Oxford award for Spanish studies

The De Osma Studentship is an academic award of the University of Oxford supporting research in Spanish studies, including archaeology, art, geography, history, language, and literature. It provides opportunities for students to work at the Instituto Valencia of Don Juan in Madrid.

Established in 1920, it was among the first Oxford endowments devoted to Spanish studies and remains one of the university's oldest travel studentships.

== History ==
The Universities Tests Act 1871 lifted religious restrictions on the universities of England (Oxford, Cambridge, and Durham), allowing them to enroll non-Anglican students, including Catholics. The first Spaniard to study at Oxford, following the Universities Tests Act 1871, was Guillermo de Osma (1853–1922). Osma obtained a first-class degree in modern history.

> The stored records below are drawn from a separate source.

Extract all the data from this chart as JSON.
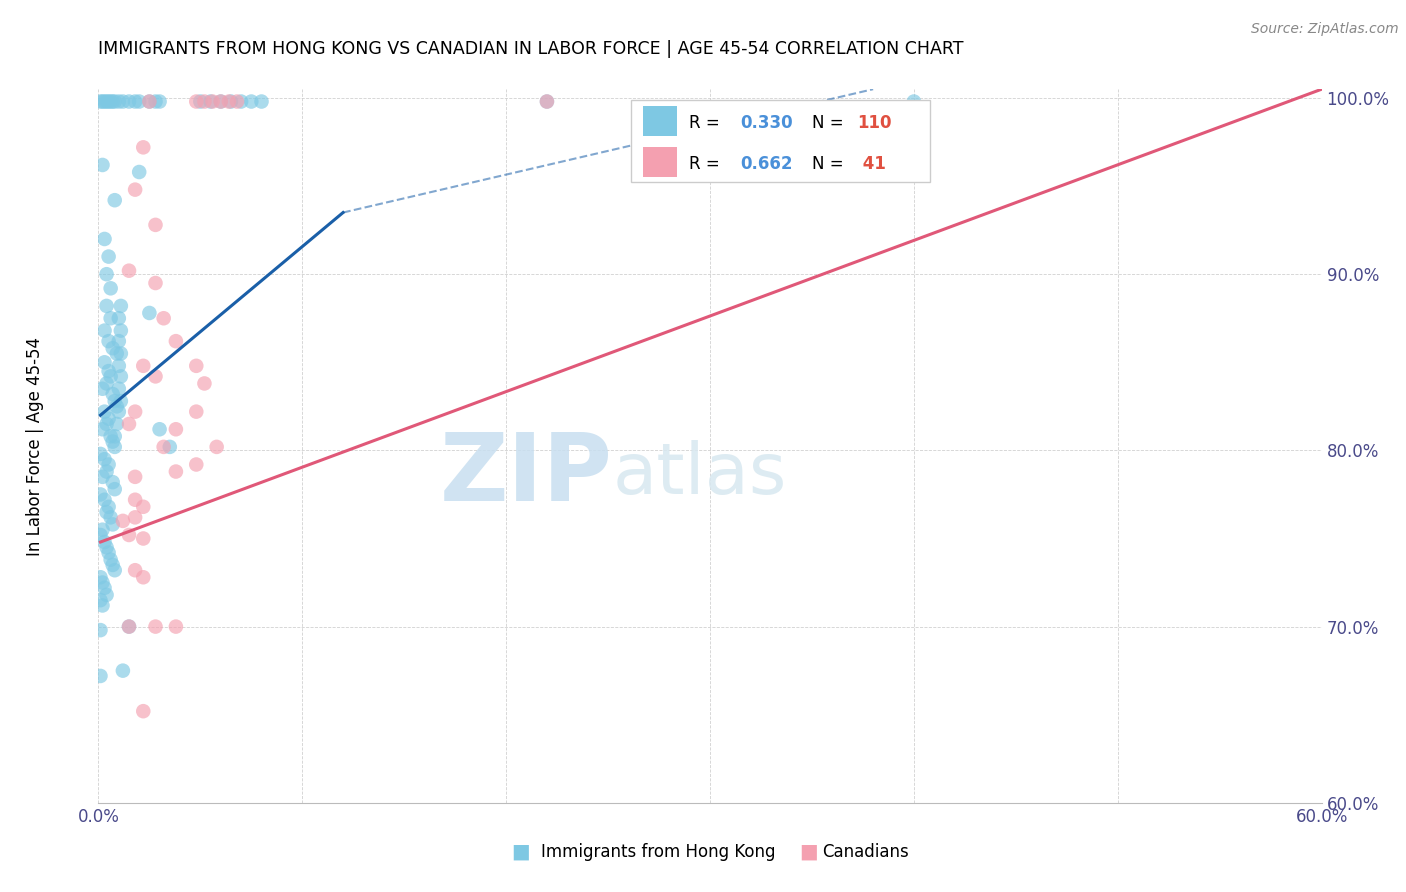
{
  "title": "IMMIGRANTS FROM HONG KONG VS CANADIAN IN LABOR FORCE | AGE 45-54 CORRELATION CHART",
  "source": "Source: ZipAtlas.com",
  "ylabel": "In Labor Force | Age 45-54",
  "xlim": [
    0.0,
    0.6
  ],
  "ylim": [
    0.6,
    1.005
  ],
  "xticks": [
    0.0,
    0.1,
    0.2,
    0.3,
    0.4,
    0.5,
    0.6
  ],
  "xticklabels": [
    "0.0%",
    "",
    "",
    "",
    "",
    "",
    "60.0%"
  ],
  "yticks": [
    0.6,
    0.7,
    0.8,
    0.9,
    1.0
  ],
  "yticklabels": [
    "60.0%",
    "70.0%",
    "80.0%",
    "90.0%",
    "100.0%"
  ],
  "blue_color": "#7ec8e3",
  "pink_color": "#f4a0b0",
  "blue_line_color": "#1a5fa8",
  "pink_line_color": "#e05878",
  "R_blue": 0.33,
  "N_blue": 110,
  "R_pink": 0.662,
  "N_pink": 41,
  "watermark": "ZIPatlas",
  "watermark_color": "#d0e8f5",
  "blue_line_solid": [
    [
      0.001,
      0.82
    ],
    [
      0.12,
      0.935
    ]
  ],
  "blue_line_dash": [
    [
      0.12,
      0.935
    ],
    [
      0.38,
      1.005
    ]
  ],
  "pink_line": [
    [
      0.001,
      0.748
    ],
    [
      0.6,
      1.005
    ]
  ],
  "blue_scatter": [
    [
      0.001,
      0.998
    ],
    [
      0.002,
      0.998
    ],
    [
      0.003,
      0.998
    ],
    [
      0.004,
      0.998
    ],
    [
      0.005,
      0.998
    ],
    [
      0.006,
      0.998
    ],
    [
      0.007,
      0.998
    ],
    [
      0.008,
      0.998
    ],
    [
      0.05,
      0.998
    ],
    [
      0.055,
      0.998
    ],
    [
      0.06,
      0.998
    ],
    [
      0.065,
      0.998
    ],
    [
      0.07,
      0.998
    ],
    [
      0.075,
      0.998
    ],
    [
      0.08,
      0.998
    ],
    [
      0.22,
      0.998
    ],
    [
      0.4,
      0.998
    ],
    [
      0.002,
      0.962
    ],
    [
      0.008,
      0.942
    ],
    [
      0.003,
      0.92
    ],
    [
      0.005,
      0.91
    ],
    [
      0.004,
      0.9
    ],
    [
      0.006,
      0.892
    ],
    [
      0.004,
      0.882
    ],
    [
      0.006,
      0.875
    ],
    [
      0.003,
      0.868
    ],
    [
      0.005,
      0.862
    ],
    [
      0.007,
      0.858
    ],
    [
      0.009,
      0.855
    ],
    [
      0.003,
      0.85
    ],
    [
      0.005,
      0.845
    ],
    [
      0.006,
      0.842
    ],
    [
      0.004,
      0.838
    ],
    [
      0.002,
      0.835
    ],
    [
      0.007,
      0.832
    ],
    [
      0.008,
      0.828
    ],
    [
      0.009,
      0.825
    ],
    [
      0.003,
      0.822
    ],
    [
      0.005,
      0.818
    ],
    [
      0.004,
      0.815
    ],
    [
      0.002,
      0.812
    ],
    [
      0.006,
      0.808
    ],
    [
      0.007,
      0.805
    ],
    [
      0.008,
      0.802
    ],
    [
      0.001,
      0.798
    ],
    [
      0.003,
      0.795
    ],
    [
      0.005,
      0.792
    ],
    [
      0.004,
      0.788
    ],
    [
      0.002,
      0.785
    ],
    [
      0.007,
      0.782
    ],
    [
      0.008,
      0.778
    ],
    [
      0.001,
      0.775
    ],
    [
      0.003,
      0.772
    ],
    [
      0.005,
      0.768
    ],
    [
      0.004,
      0.765
    ],
    [
      0.006,
      0.762
    ],
    [
      0.007,
      0.758
    ],
    [
      0.002,
      0.755
    ],
    [
      0.001,
      0.752
    ],
    [
      0.003,
      0.748
    ],
    [
      0.004,
      0.745
    ],
    [
      0.005,
      0.742
    ],
    [
      0.006,
      0.738
    ],
    [
      0.007,
      0.735
    ],
    [
      0.008,
      0.732
    ],
    [
      0.001,
      0.728
    ],
    [
      0.002,
      0.725
    ],
    [
      0.003,
      0.722
    ],
    [
      0.004,
      0.718
    ],
    [
      0.001,
      0.715
    ],
    [
      0.002,
      0.712
    ],
    [
      0.02,
      0.958
    ],
    [
      0.025,
      0.878
    ],
    [
      0.03,
      0.812
    ],
    [
      0.035,
      0.802
    ],
    [
      0.001,
      0.698
    ],
    [
      0.015,
      0.7
    ],
    [
      0.001,
      0.672
    ],
    [
      0.012,
      0.675
    ],
    [
      0.01,
      0.998
    ],
    [
      0.012,
      0.998
    ],
    [
      0.015,
      0.998
    ],
    [
      0.018,
      0.998
    ],
    [
      0.02,
      0.998
    ],
    [
      0.025,
      0.998
    ],
    [
      0.028,
      0.998
    ],
    [
      0.03,
      0.998
    ],
    [
      0.008,
      0.808
    ],
    [
      0.009,
      0.815
    ],
    [
      0.01,
      0.822
    ],
    [
      0.011,
      0.828
    ],
    [
      0.01,
      0.835
    ],
    [
      0.011,
      0.842
    ],
    [
      0.01,
      0.848
    ],
    [
      0.011,
      0.855
    ],
    [
      0.01,
      0.862
    ],
    [
      0.011,
      0.868
    ],
    [
      0.01,
      0.875
    ],
    [
      0.011,
      0.882
    ]
  ],
  "pink_scatter": [
    [
      0.025,
      0.998
    ],
    [
      0.048,
      0.998
    ],
    [
      0.052,
      0.998
    ],
    [
      0.056,
      0.998
    ],
    [
      0.06,
      0.998
    ],
    [
      0.064,
      0.998
    ],
    [
      0.068,
      0.998
    ],
    [
      0.22,
      0.998
    ],
    [
      0.022,
      0.972
    ],
    [
      0.018,
      0.948
    ],
    [
      0.028,
      0.928
    ],
    [
      0.015,
      0.902
    ],
    [
      0.028,
      0.895
    ],
    [
      0.032,
      0.875
    ],
    [
      0.038,
      0.862
    ],
    [
      0.022,
      0.848
    ],
    [
      0.028,
      0.842
    ],
    [
      0.048,
      0.848
    ],
    [
      0.048,
      0.822
    ],
    [
      0.018,
      0.822
    ],
    [
      0.015,
      0.815
    ],
    [
      0.038,
      0.812
    ],
    [
      0.032,
      0.802
    ],
    [
      0.018,
      0.785
    ],
    [
      0.038,
      0.788
    ],
    [
      0.048,
      0.792
    ],
    [
      0.018,
      0.772
    ],
    [
      0.022,
      0.768
    ],
    [
      0.015,
      0.752
    ],
    [
      0.022,
      0.75
    ],
    [
      0.018,
      0.732
    ],
    [
      0.022,
      0.728
    ],
    [
      0.015,
      0.7
    ],
    [
      0.038,
      0.7
    ],
    [
      0.028,
      0.7
    ],
    [
      0.022,
      0.652
    ],
    [
      0.012,
      0.76
    ],
    [
      0.018,
      0.762
    ],
    [
      0.058,
      0.802
    ],
    [
      0.052,
      0.838
    ]
  ]
}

On 15 March 1916 de Osma founded the Instituto Valencia of Don Juan in Madrid. In 1920 de Osma endowed the University of Oxford with £2,110 to establish a scholarship for the study of Spanish at the Instituto. The studentship admitted both men and women from the outset.

== Overview ==
The award is open to undergraduate and graduate members of the University of Oxford of any nationality. Candidates must demonstrate competence in written and spoken Spanish and propose a defined programme of study linked to the Instituto. Research typically focuses on areas for which the Instituto provides resources, including Spanish art, material culture, and early historical documents.

== Administration and tenure ==
The studentship is administered by the chancellor of the University of Oxford and is normally held for at least six weeks, most often during the Easter vacation. As of 2025, awards are valued at about £3,000. Holders undertake independent research in Madrid under arrangements with the Instituto Valencia of Don Juan.

== Notable recipients ==
- Alan Forey (born 1933) – British historian
- Ronald Hilton (1911–2007) – British-American journalist
- Henry Kamen (born 1936) – British historian
- George Alfred Kolkhorst (1897–1958) – First de Osma Student.
- Jeremy Lawrance (born 1952) – British historian
- Anthony Luttrell (born 1932) – Historian of the crusader states and Rhodes.
- Inez Pearn (1913–1976) – British novelist
- Peter Edward Lionel Russell (1913–2006) – Historian of Iberian studies.